China is expected to relax its decades-long one-child policy in the first quarter of 2014, said the National Health and Family Planning Commission.

The change may be implemented early next year after local legislatures passed the amended regulation, director of the family planning instruction department of the Commission, Yang Wenzhuang was quoted by Xinhua news agency as saying.

The move aims to raise fertility rates and ease the financial burden of China's rapidly ageing population.

Minister in charge of the National Health and Family Planning Commission, Li Bin when briefing lawmakers on Monday warned that if the current family planning policy persisted, the birth rate would continue to fall and lead to a sharp drop in the total population after reaching a peak, the state-run news
agency reported.

Zhai Zhenwu, director of the School of Sociology and Population Studies at Renmin University of China, estimated the relaxation would lead to a mini baby boom lasting five or six years with an additional two million births a year on average.
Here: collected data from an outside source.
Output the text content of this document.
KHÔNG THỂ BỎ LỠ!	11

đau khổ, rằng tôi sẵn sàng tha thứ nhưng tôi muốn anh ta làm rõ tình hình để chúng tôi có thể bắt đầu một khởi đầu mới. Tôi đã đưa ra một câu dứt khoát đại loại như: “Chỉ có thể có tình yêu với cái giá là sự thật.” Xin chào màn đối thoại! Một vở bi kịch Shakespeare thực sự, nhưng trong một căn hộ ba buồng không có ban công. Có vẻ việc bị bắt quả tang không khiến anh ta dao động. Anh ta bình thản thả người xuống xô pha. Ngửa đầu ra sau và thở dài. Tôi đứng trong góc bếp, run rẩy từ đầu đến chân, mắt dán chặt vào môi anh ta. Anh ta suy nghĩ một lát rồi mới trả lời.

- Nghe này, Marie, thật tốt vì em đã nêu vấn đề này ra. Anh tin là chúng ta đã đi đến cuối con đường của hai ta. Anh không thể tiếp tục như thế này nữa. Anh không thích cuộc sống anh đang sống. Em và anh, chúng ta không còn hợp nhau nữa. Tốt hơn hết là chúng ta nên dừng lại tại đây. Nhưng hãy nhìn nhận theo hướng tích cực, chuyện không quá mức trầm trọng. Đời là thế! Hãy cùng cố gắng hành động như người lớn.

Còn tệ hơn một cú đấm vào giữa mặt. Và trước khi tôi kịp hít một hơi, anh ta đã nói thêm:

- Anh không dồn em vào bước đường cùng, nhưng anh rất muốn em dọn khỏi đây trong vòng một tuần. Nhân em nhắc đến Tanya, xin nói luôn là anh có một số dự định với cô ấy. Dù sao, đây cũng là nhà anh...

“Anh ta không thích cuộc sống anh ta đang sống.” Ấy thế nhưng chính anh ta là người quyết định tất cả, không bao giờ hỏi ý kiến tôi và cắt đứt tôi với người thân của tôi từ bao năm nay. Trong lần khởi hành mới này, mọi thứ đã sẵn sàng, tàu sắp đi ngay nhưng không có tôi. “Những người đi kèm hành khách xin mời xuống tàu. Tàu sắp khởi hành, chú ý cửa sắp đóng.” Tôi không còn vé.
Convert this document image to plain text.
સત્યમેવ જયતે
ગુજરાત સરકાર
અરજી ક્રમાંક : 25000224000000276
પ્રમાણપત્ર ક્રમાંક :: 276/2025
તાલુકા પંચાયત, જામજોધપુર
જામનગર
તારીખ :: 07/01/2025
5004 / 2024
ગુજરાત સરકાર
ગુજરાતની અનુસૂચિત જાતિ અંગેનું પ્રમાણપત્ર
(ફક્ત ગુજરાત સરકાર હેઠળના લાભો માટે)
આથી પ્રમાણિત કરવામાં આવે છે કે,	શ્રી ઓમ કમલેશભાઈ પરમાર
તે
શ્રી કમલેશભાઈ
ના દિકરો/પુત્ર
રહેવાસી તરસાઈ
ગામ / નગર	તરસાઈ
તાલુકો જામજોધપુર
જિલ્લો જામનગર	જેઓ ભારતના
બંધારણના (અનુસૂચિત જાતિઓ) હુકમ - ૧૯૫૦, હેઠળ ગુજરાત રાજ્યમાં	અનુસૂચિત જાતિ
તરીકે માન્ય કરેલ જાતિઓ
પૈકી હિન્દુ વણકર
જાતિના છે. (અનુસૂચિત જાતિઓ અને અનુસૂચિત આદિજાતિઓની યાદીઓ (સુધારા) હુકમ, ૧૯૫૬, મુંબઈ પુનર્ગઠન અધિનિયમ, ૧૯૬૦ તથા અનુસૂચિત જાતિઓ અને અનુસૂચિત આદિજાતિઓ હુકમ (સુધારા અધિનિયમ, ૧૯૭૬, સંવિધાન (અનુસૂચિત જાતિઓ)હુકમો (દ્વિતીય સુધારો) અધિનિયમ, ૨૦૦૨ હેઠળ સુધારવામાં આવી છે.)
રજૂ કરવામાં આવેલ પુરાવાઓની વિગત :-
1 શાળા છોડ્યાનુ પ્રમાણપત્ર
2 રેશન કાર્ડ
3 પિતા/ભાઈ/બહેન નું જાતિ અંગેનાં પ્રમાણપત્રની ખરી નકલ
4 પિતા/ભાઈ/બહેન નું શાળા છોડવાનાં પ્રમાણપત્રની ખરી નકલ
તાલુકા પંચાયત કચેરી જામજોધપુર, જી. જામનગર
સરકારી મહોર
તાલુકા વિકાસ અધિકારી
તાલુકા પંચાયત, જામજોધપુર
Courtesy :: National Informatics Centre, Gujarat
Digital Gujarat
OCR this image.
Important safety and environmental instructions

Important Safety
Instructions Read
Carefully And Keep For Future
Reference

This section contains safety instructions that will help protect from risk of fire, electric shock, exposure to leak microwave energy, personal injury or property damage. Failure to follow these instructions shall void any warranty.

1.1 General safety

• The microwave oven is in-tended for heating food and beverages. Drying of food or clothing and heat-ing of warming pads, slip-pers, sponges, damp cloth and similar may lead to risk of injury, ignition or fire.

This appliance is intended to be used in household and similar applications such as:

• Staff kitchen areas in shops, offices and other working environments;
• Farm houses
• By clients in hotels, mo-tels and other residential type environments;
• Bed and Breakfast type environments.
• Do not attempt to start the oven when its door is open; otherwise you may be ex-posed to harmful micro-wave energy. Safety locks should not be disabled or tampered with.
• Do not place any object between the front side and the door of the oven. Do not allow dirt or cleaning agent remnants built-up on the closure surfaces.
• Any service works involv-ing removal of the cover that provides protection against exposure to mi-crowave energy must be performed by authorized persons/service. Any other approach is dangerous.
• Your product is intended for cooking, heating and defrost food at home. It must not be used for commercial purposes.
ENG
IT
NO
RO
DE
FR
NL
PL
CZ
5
The loosened policy would allow 15 million to 20 million Chinese couples eligible to have a second child, he said, adding a survey conducted last year showed that more than 60 per cent of newly eligible families were willing to have a second baby.

However, National People's Congress Standing Committee member Chi Wanchun said easing the policy was unlikely to abandon the family planning policy.

"Rather, it is also a measure for family planning," he was quoted as saying.